This is a story of when the power of social media meets the desire to do good. Jeremy Cole, 32, rescues dilapated homes in Kalamazoo County. He'd post before-and-after pictures on Facebook. One day, the licensed builder shared a light-hearted video about his restoration work. Stanley Steppes, a local independent filmmaker with whom Cole attended Kalamazoo Central High School, saw it and convinced Cole to let him do a YouTube series on him. A Detroit film production company executive was "tagged," liked it, and dreamed even bigger. His firm turned it into a show for the DIY network. Now HGTV is giving "Gritty to Pretty" a trial run this fall.

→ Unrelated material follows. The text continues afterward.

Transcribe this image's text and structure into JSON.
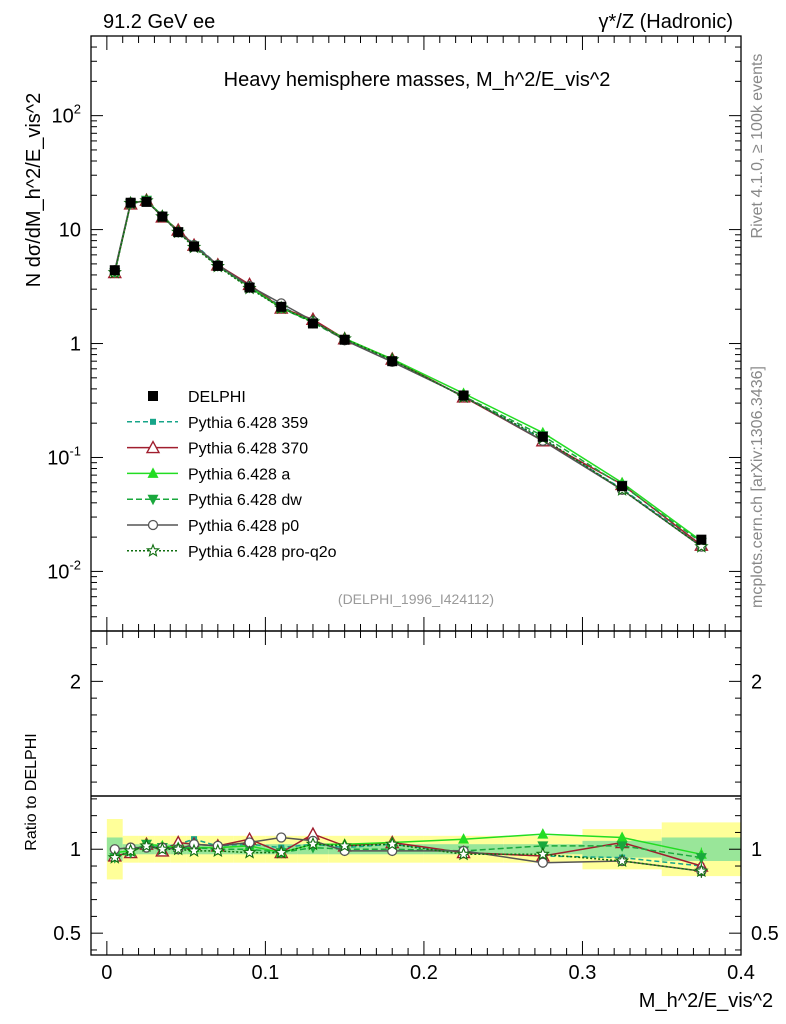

Today, Jeremy Cole shares his story with Earlene McMichael on WestSouthwest, the news and public affairs show on WMUK, the NPR station based at Western Michigan University. Cole is joined by Stanley Steppes, CEO and founder of IMEEDIA in Kalamazoo, and Gary Bredow, a co-founder and executive producer of Arcadius Productions in Detroit. Arcadius is producing the HGTV pilot.

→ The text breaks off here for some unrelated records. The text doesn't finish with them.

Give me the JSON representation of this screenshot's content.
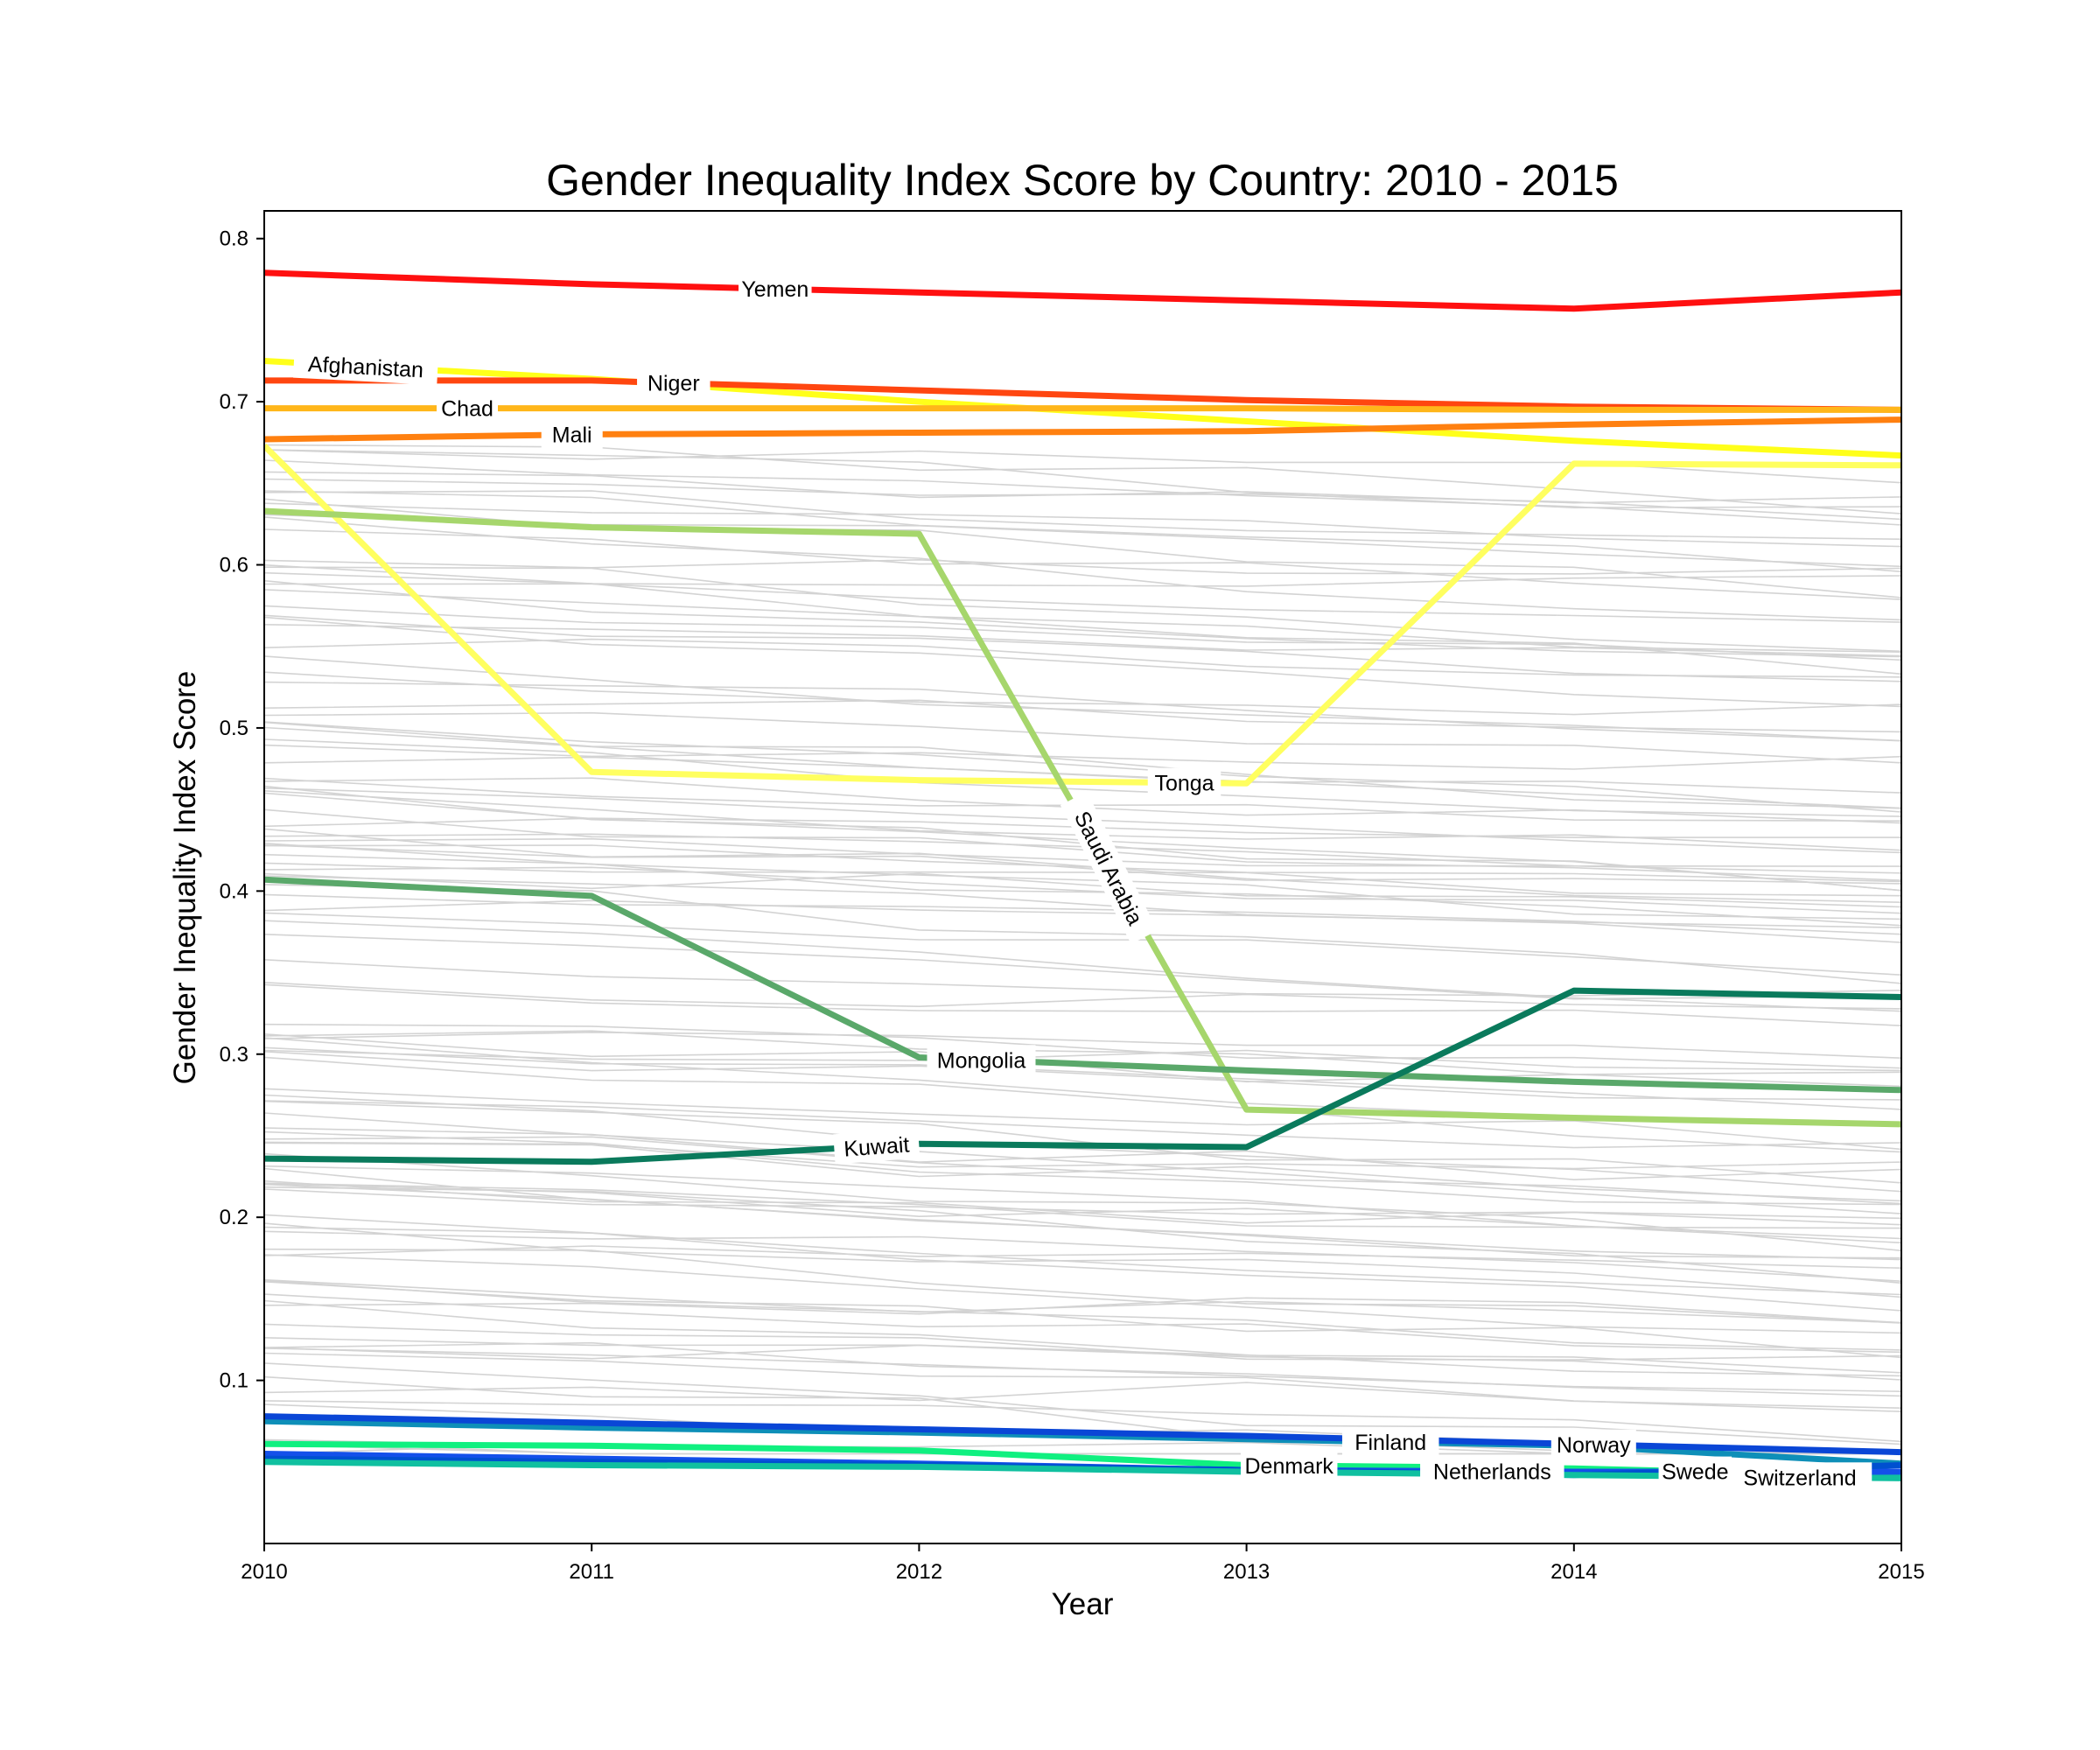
{
  "chart_data": {
    "type": "line",
    "title": "Gender Inequality Index Score by Country: 2010 - 2015",
    "xlabel": "Year",
    "ylabel": "Gender Inequality Index Score",
    "x": [
      2010,
      2011,
      2012,
      2013,
      2014,
      2015
    ],
    "xlim": [
      2010,
      2015
    ],
    "ylim": [
      0.0,
      0.817
    ],
    "xticks": [
      "2010",
      "2011",
      "2012",
      "2013",
      "2014",
      "2015"
    ],
    "yticks": [
      "0.1",
      "0.2",
      "0.3",
      "0.4",
      "0.5",
      "0.6",
      "0.7",
      "0.8"
    ],
    "grid": false,
    "legend": "none (inline labels on lines)",
    "series": [
      {
        "name": "Yemen",
        "color": "#ff1010",
        "values": [
          0.779,
          0.772,
          0.767,
          0.762,
          0.757,
          0.767
        ]
      },
      {
        "name": "Afghanistan",
        "color": "#ffff1a",
        "values": [
          0.725,
          0.714,
          0.7,
          0.688,
          0.676,
          0.667
        ]
      },
      {
        "name": "Niger",
        "color": "#ff4610",
        "values": [
          0.713,
          0.713,
          0.707,
          0.701,
          0.697,
          0.695
        ]
      },
      {
        "name": "Chad",
        "color": "#ffb61a",
        "values": [
          0.696,
          0.696,
          0.696,
          0.696,
          0.695,
          0.695
        ]
      },
      {
        "name": "Mali",
        "color": "#ff8010",
        "values": [
          0.677,
          0.68,
          0.681,
          0.682,
          0.686,
          0.689
        ]
      },
      {
        "name": "Tonga",
        "color": "#ffff60",
        "values": [
          0.673,
          0.473,
          0.468,
          0.466,
          0.662,
          0.661
        ]
      },
      {
        "name": "Saudi Arabia",
        "color": "#a6d66c",
        "values": [
          0.633,
          0.623,
          0.619,
          0.266,
          0.261,
          0.257
        ]
      },
      {
        "name": "Mongolia",
        "color": "#5aa86a",
        "values": [
          0.407,
          0.397,
          0.298,
          0.29,
          0.283,
          0.278
        ]
      },
      {
        "name": "Kuwait",
        "color": "#0a7a5c",
        "values": [
          0.236,
          0.234,
          0.245,
          0.243,
          0.339,
          0.335
        ]
      },
      {
        "name": "Finland",
        "color": "#0e8fb8",
        "values": [
          0.075,
          0.071,
          0.068,
          0.064,
          0.06,
          0.049
        ]
      },
      {
        "name": "Norway",
        "color": "#0a46d6",
        "values": [
          0.078,
          0.074,
          0.07,
          0.066,
          0.061,
          0.056
        ]
      },
      {
        "name": "Denmark",
        "color": "#10f080",
        "values": [
          0.061,
          0.06,
          0.057,
          0.048,
          0.046,
          0.041
        ]
      },
      {
        "name": "Netherlands",
        "color": "#1450ea",
        "values": [
          0.055,
          0.052,
          0.049,
          0.045,
          0.044,
          0.044
        ]
      },
      {
        "name": "Swede",
        "color": "#0050d0",
        "values": [
          0.052,
          0.05,
          0.048,
          0.045,
          0.042,
          0.048
        ]
      },
      {
        "name": "Switzerland",
        "color": "#10c0a0",
        "values": [
          0.05,
          0.048,
          0.047,
          0.044,
          0.042,
          0.04
        ]
      }
    ],
    "background_series_count": 120,
    "background_color": "#d3d3d3"
  }
}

It was at age 19, as a student studying finance at Western Michigan University, that Cole purchased his first home. Since then, he said, he's bought and rehabilitated about 60 homes in the city of Kalamazoo, Kalamazoo Township and Portage, and typically sells them. He maintains 16 rental properties. However, his goal is to revive vacant and neglected homes, full-time, in an effort to address the area's affordable housing shortage, he said.
Cole's mission to transform "the worst of the worst" homes to "the best on the block" was first put to film in October 2016 when Stanley Steppes began taping the YouTube series featuring Cole called "REO-Life." About six episodes were made. Steppes posted the series on Facebook, tagging a number of people on his FB Friends' List, including Arcadius' Gary Bredow.
Bredow said he didn't watch it right away. When he couldn't sleep one night, he clicked on the link. He said he was "sucked in" by Cole's "electric" personality, integrity, knowledge of his craft, and sincere passion for turning around neighborhoods, adding that he had charisma and that intangible "it" factor.
Bredow contacted Steppes.
"How quickly can you get Jeremy into the studios, so we can put him on tape and try to do something?" Bredow recalled telling him.
Arcadius Productions then got the DIY network interested in "Gritty to Pretty" (the new name the network gave the show), and a few episodes aired in February of this year. Ratings were good. From there, Bredow said, HGTV decided to pilot two episodes this fall. (Both DIY and HGTV share the same parent company, Scripps Networks Interactive.)
One episode will be of a renovation underway in Kalamazoo's Edison neighborhood. The other is to be a rebroadcast of one of the DIY installments. If the pilot performs well, production will continue for more episodes, according to Bredow.
Bredow said HGTV has not yet announced an air date.